The document, issued by the Beijing branch of a central bank-led committee overseeing online financial risks, also required all cryptocurrency exchanges under its purview to submit detailed plans to exit the market by 6 p.m. on Sept. 20., according to the Xinhua-run Economic Information Daily.
It also reported that Shanghai bitcoin exchanges had been told to shut down last week.
Shanghai-based BTC China, one of the largest Chinese bitcoin exchanges, said last Thursday that it would close by the end of the month. It was followed by Huobi and OKCoin, two large Chinese cryptocurrency exchanges, which announced last Friday that they would notify all users to halt trading by Sept. 30.
The move came after China's central bank ordered a complete halt on Initial Coin Offerings (ICOs) on Sept. 4, a digital coin fundraising scheme, in which technology start-ups issue their own digital coins, or tokens, to investors to access funds.
"ICOs, in essence, are a type of unauthorized and illegal public fundraising suspected of being related to criminal activities such as financial fraud and pyramid schemes," the People's Bank of China (PBOC) said.
ICOs allowed companies to issue tokens, or cryptocurrencies, to investors in exchange for currencies of more liquid value such as Bitcoin, without the need to follow rules associated with traditional channels such as IPOs.
Unlike IPOs, in which investors buy stocks in companies, investors in ICOs receive digital coins developed by the firms, which could appreciate in value if the companies fare well and demand for their currencies grows.
"The cryptocurrency exchanges must be regulated, for it has created fertile ground for scammers looking to take money from ignorant investors under the guise of ICOs," said Li Aijun, an expert of Internet finance law at the China University of Political Science and Law.
So far this year, 65 ICOs in China raised 2.62 billion yuan (397.5 million U.S. dollars) from 105,000 investors, according to a report by the National Committee of Experts on the Internet Financial Security Technology.
"Cryptocurrency exchanges also provide channels for money laundering, criminal financing and dodging foreign exchange control with no effective supervision," said Xue Hongyan with Suning Financial Research Institute.
China's bans on ICOs and cryptocurrency exchanges are part of a broader campaign to curb the country's financial risks as the country faces a build-up of debt, and booming new financial products challenge regulations.
Starting from the end of last year, China launched a regulatory windstorm with major financial regulatory bodies rolling out policies to identify and punish many types of illegal activity.
In April, amid complaints about reckless speculation on financial markets, the China Banking Regulatory Commission outlined 10 detailed fields for strengthened risk control, including traditional sectors such as credit, liquidity, real estate and local government debt as well as non-traditional areas such as Internet finance.
The China Insurance Regulatory Commission recently asked insurance firms to report typical cases and data on new types of fraud.
Other regulatory upgrades included the introduction of a new committee on financial stability and development, announced during a two-day National Financial Work Conference in July.
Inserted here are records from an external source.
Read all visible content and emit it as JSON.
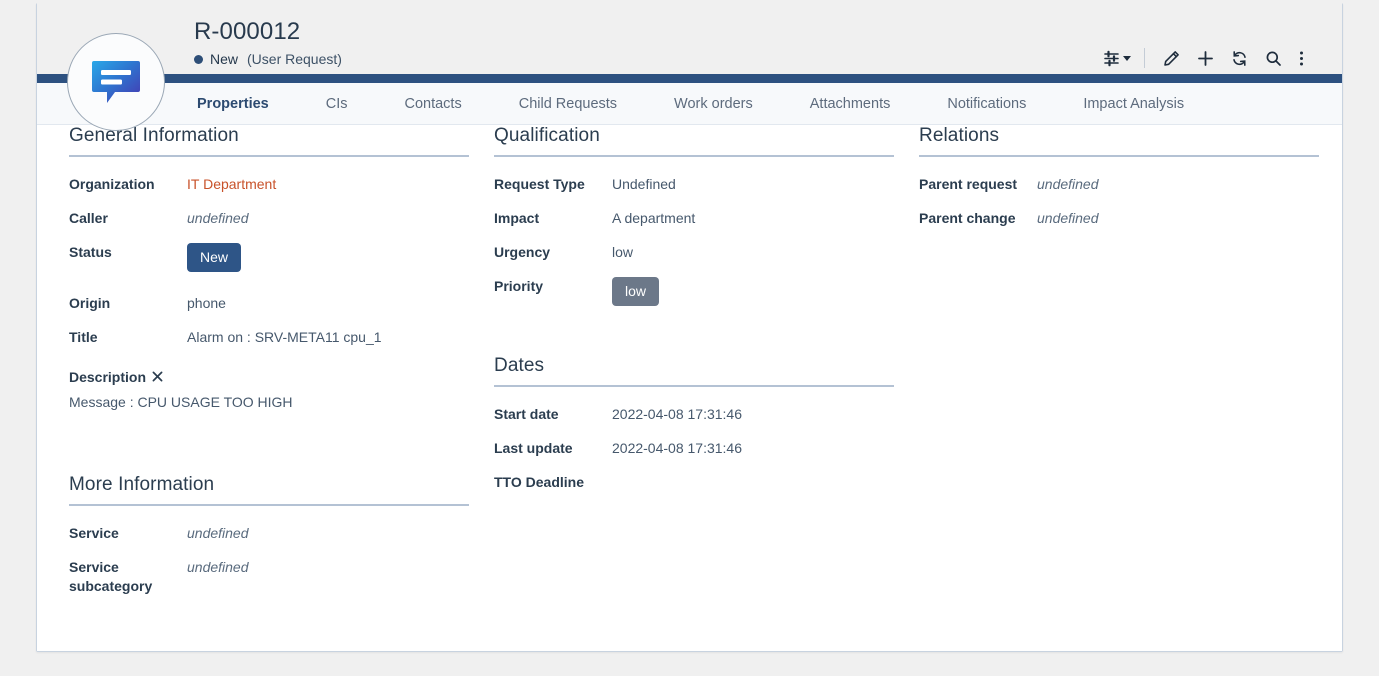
{
  "record": {
    "title": "R-000012",
    "status_label": "New",
    "type_label": "(User Request)",
    "avatar_icon": "speech-bubble-icon",
    "status_dot_color": "#2d4e77"
  },
  "toolbar": {
    "items": [
      {
        "icon": "sliders-filter-icon",
        "has_caret": true
      },
      {
        "icon": "separator"
      },
      {
        "icon": "pencil-edit-icon"
      },
      {
        "icon": "plus-add-icon"
      },
      {
        "icon": "refresh-icon"
      },
      {
        "icon": "search-icon"
      },
      {
        "icon": "more-vertical-icon"
      }
    ]
  },
  "tabs": [
    {
      "label": "Properties",
      "active": true
    },
    {
      "label": "CIs",
      "active": false
    },
    {
      "label": "Contacts",
      "active": false
    },
    {
      "label": "Child Requests",
      "active": false
    },
    {
      "label": "Work orders",
      "active": false
    },
    {
      "label": "Attachments",
      "active": false
    },
    {
      "label": "Notifications",
      "active": false
    },
    {
      "label": "Impact Analysis",
      "active": false
    }
  ],
  "sections": {
    "general_information": {
      "title": "General Information",
      "organization_label": "Organization",
      "organization_value": "IT Department",
      "caller_label": "Caller",
      "caller_value": "undefined",
      "status_label": "Status",
      "status_value": "New",
      "origin_label": "Origin",
      "origin_value": "phone",
      "title_label": "Title",
      "title_value": "Alarm on : SRV-META11 cpu_1",
      "description_label": "Description",
      "description_value": "Message : CPU USAGE TOO HIGH"
    },
    "more_information": {
      "title": "More Information",
      "service_label": "Service",
      "service_value": "undefined",
      "service_subcategory_label": "Service subcategory",
      "service_subcategory_value": "undefined"
    },
    "qualification": {
      "title": "Qualification",
      "request_type_label": "Request Type",
      "request_type_value": "Undefined",
      "impact_label": "Impact",
      "impact_value": "A department",
      "urgency_label": "Urgency",
      "urgency_value": "low",
      "priority_label": "Priority",
      "priority_value": "low"
    },
    "dates": {
      "title": "Dates",
      "start_date_label": "Start date",
      "start_date_value": "2022-04-08 17:31:46",
      "last_update_label": "Last update",
      "last_update_value": "2022-04-08 17:31:46",
      "tto_deadline_label": "TTO Deadline",
      "tto_deadline_value": ""
    },
    "relations": {
      "title": "Relations",
      "parent_request_label": "Parent request",
      "parent_request_value": "undefined",
      "parent_change_label": "Parent change",
      "parent_change_value": "undefined"
    }
  },
  "colors": {
    "navy_bar": "#2d5180",
    "accent_link": "#c8522a",
    "badge_new": "#2e5587",
    "badge_low": "#6c7889",
    "rule": "#b4c2d4",
    "page_background": "#f0f0f0"
  }
}
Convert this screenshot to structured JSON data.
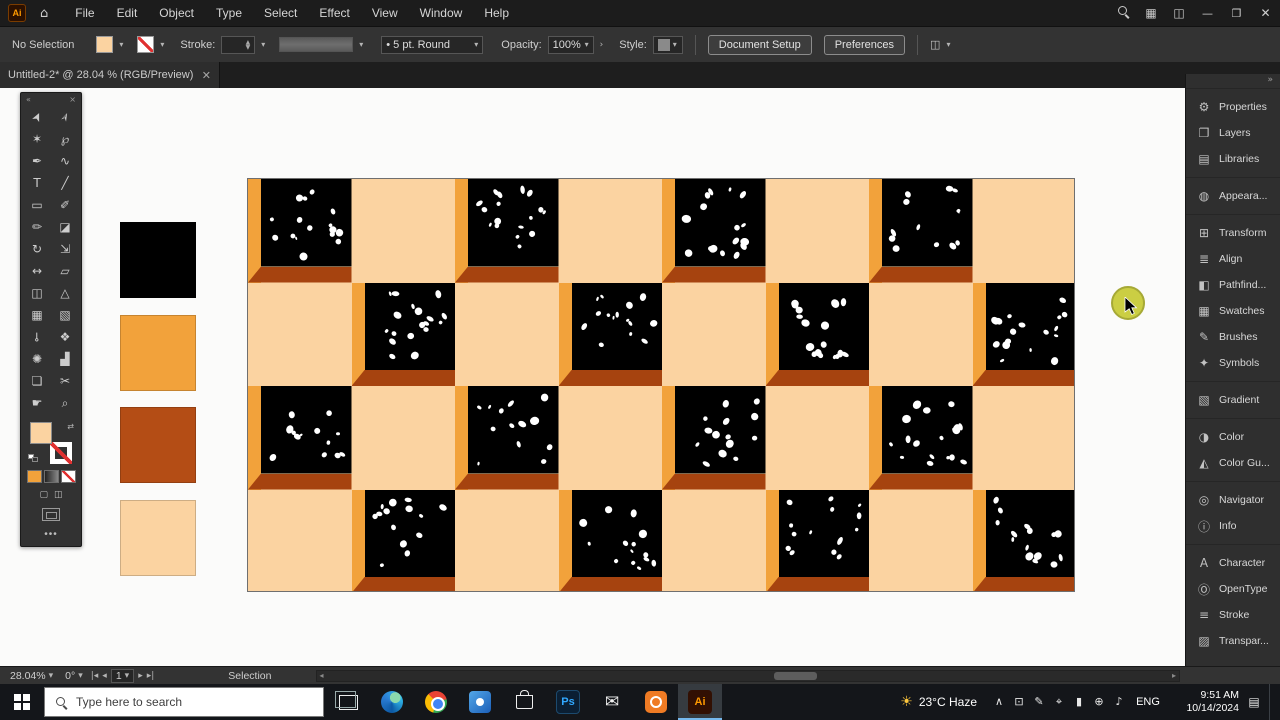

"Chinese regulators' ban on cryptocurrency exchanges is a timely manner to address risks arising from technology-based finance, but it is not a denial of innovative technology such as blockchain," said Sun Guofeng, head of the financial research institute affiliated to People's Bank of China.
The blockchain business, a form of decentralized or fluid database, which keeps track of digital transactions, is "supported by regulators and actively promoted by financial institutions," Xue said.